SharePoint governance—Information architecture’s role
The governance structure must take those into consideration when defining ownership, responsibility, security and permissioning that address group, term set and term management within the term store for actions such as:
- Creation or insertion of new terms (e.g., new product or product line).
- Renaming existing terms (e.g., change to a product name).
- Splitting terms (e.g., a category becomes too voluminous and needs to be split into multiple sub-categories).
- Merging terms (e.g., too few items across sub-categories).
- Adding a new facet (e.g., new activity or business process).
- Deleting an existing facet or category (e.g., product discontinuation, selling of a line of business).
- Deleting a term (e.g., an activity, business process or line of business cease).
- Moving a category or merging terms (e.g., changes in business or organizational structure).
- Term reuse (polyhierarchy).
Automating information life cycles using policy, workflow and compliance
A lack of information life cycle design is an important contributor to the accumulation of content that has become redundant, outdated or trivial (ROT). SharePoint implementations that begin and end with a technology-centric approach to design and implementation often end up evolving into generic dumping grounds for content and ultimately end up becoming significantly more difficult to both manage and use. The resulting information abundance causes substantial decreases in findability, which eventually leads to degradations in the user experience, particularly in the area of search as users are forced to sift through pages upon pages of irrelevant results.
SharePoint provides capability to implement information management policies with out-of-the-box policy features that include:
- Retention—Ability to ensure that content is not retained for unnecessary periods of time.
- Auditing—Provides the ability to audit user behavior against defined policies and procedures by tracking operations performed on content, such as viewing, opening or downloading.
- Labeling—Capability to attach labels to physical copies of documents so they can be correctly identified.
- Restrictions on print—Ensures that the printing of sensitive content items is restricted.
Retention schedules can be associated with content to enable automation of processes that ensure relevance and timeliness of information by addressing review, archival and/or disposition on a regularly scheduled basis. Attaching retention actions and workflow to specific content types allow for increased control over the behavior of that content. Retention stages defined within the settings for a content type include:
- Event definition—Identify what needs to take place in order for the retention stage to initiate. Typically based on values captured within date fields that represent the passing of a specified amount of time since a previous event took place on the document, such as creation or modification.
- Action—Identify the action required to occur once the event has been triggered. Actions are frequently associated with workflow and typically include archival, standard review or permanent deletion.
- Recurrence—Identify the time period for which the retention stage is required to be repeated, which is often associated with the passing of a specified period of time since successful completion of the previous retention stage.
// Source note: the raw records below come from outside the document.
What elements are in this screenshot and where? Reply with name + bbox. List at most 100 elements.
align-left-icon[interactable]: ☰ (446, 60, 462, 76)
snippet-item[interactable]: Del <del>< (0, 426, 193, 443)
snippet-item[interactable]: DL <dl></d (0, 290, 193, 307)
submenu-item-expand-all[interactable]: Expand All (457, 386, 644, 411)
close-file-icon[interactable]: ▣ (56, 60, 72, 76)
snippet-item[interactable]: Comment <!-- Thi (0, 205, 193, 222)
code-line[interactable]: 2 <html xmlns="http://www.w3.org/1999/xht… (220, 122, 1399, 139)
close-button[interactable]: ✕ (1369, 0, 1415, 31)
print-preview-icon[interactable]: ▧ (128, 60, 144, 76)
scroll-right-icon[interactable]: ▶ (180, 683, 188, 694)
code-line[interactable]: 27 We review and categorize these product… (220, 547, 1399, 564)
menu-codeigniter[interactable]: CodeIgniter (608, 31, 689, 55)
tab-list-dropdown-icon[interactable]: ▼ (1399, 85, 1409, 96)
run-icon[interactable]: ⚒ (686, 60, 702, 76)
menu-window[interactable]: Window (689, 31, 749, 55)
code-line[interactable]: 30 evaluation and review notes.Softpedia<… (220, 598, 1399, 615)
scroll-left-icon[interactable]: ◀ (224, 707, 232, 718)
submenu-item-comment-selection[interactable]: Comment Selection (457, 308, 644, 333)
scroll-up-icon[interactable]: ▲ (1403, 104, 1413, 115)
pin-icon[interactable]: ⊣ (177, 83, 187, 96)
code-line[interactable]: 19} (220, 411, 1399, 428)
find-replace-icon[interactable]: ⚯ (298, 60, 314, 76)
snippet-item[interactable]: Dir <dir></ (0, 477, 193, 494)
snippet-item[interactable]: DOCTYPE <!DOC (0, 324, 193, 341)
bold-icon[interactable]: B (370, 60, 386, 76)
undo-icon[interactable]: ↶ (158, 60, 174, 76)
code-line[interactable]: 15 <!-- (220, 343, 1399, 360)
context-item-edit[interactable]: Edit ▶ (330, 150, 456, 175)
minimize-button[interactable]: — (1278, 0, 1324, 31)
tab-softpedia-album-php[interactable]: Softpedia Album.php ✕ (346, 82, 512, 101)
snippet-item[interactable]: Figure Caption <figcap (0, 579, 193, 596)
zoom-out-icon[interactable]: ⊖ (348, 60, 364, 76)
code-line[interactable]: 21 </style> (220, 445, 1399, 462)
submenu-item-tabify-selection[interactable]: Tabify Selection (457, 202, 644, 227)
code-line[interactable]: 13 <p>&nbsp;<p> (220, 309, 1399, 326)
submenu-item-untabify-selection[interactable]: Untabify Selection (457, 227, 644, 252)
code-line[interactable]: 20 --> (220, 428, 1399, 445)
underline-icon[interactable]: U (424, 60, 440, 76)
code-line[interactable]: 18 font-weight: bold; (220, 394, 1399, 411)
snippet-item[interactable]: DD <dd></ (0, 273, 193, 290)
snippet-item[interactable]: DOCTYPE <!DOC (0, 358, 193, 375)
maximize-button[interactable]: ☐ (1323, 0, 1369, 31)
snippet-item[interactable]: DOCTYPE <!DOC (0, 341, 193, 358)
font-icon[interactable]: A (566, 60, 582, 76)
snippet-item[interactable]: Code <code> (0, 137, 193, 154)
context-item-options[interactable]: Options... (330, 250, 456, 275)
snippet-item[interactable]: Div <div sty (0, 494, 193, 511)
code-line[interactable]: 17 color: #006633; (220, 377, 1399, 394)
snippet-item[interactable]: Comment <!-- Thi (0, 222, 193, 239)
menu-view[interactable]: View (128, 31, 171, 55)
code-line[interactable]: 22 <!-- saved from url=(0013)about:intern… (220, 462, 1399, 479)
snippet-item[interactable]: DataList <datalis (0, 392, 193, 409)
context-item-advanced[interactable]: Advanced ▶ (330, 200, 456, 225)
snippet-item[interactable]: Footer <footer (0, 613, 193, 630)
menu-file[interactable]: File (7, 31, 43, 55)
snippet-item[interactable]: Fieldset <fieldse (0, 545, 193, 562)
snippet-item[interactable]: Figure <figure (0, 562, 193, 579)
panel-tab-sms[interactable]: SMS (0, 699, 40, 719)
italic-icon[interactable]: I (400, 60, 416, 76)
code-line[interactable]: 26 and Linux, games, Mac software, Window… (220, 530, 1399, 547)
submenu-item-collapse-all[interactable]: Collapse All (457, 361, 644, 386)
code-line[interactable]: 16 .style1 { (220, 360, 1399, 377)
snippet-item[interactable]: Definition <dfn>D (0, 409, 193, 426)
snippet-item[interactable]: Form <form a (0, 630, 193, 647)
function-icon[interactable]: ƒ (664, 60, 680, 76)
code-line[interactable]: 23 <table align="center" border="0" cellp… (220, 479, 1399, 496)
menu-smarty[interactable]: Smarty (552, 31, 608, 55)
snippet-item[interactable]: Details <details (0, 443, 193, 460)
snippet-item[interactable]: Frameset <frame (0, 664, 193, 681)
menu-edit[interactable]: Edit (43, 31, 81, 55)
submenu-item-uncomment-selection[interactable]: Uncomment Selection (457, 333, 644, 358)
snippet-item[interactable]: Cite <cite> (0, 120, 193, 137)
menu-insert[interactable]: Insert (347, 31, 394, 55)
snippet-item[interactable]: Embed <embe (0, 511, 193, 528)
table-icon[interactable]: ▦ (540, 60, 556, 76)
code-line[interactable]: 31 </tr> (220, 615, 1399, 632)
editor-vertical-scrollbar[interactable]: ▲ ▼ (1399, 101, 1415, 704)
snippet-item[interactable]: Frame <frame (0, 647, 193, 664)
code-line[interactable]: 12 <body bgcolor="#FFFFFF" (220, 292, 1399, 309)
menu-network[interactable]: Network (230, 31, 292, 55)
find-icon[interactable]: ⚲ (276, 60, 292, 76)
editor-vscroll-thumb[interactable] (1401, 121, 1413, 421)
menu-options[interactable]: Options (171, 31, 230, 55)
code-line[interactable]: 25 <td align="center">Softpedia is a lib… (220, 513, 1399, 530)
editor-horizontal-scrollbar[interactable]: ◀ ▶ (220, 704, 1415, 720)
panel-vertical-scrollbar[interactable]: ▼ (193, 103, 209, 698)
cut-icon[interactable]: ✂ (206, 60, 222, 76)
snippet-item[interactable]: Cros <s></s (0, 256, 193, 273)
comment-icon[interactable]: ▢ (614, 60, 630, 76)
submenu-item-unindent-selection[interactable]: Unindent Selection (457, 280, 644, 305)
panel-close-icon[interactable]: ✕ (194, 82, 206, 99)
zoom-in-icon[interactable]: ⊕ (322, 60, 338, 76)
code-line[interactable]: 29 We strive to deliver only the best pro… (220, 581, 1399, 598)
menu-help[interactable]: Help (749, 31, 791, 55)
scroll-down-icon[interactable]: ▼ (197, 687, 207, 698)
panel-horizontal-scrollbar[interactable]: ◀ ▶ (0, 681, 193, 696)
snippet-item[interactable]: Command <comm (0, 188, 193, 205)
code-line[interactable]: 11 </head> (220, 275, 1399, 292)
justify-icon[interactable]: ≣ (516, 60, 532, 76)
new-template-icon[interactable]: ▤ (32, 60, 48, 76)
Workflow is an important requirement for ongoing management of content in the SharePoint environment and is required for managing phases that fall within a content type’s life cycle (creation, capture, modification, disposition and/or archival). SharePoint offers simple predefined workflows out of the box that include:
- Collect feedback—Sends a document for review.
- Approval—Sends a document for approval, often as a prerequisite to publishing it.
- Disposition—Manages document expiration and disposition.
- Collect signatures—Routes a document for signatures.
As with content types, the workflows provided often do not meet the needs required to automate management of the content. There may be more general workflows that can be created that can be used across content types and custom ones that might apply to a single content type. (Chart 2-http://www.kmworld.com/downloads/73944/KMW_2_2011_chart2.pdf.)
The success of SharePoint in any environment will be measured by the ability of users to easily find the information required at the time of need. Information architecture and governance establish the foundation for findability by providing a methodology for modeling both content and user needs and creating a set of standards and processes that are consistently applied to organizational information. Consequences of their absence include:
- Insufficient resources to keep content up to date or to correctly tag and organize information in support of business objectives.
- Lack of ownership and accountability leading to content that gets lost, stale or disorganized.
- Decreased findability through search and navigational access mechanisms, resulting in poor good will, low productivity and frustration among users.
- Expected efficiencies and cost saving are not achieved.
- A lack of future opportunities if foundational capabilities are not developed over time.
When designing for information governance organizational culture and maturity must be key considerations. It cannot be something that is imposed upon or establishes obstacles or barriers to productivity. Overall structure must be created in collaboration with stakeholders and subject matter experts. Communication and socialization is required to ensure understanding about how controls put in place are intended to reduce or eliminate content management and findability problems.
Governance is not a one-time thing, but rather an ongoing process that has operational components integrated directly within the SharePoint environment. It needs to be thought of as an extension to the information architecture process and viewed as the establishment of a solid foundation required for information management success.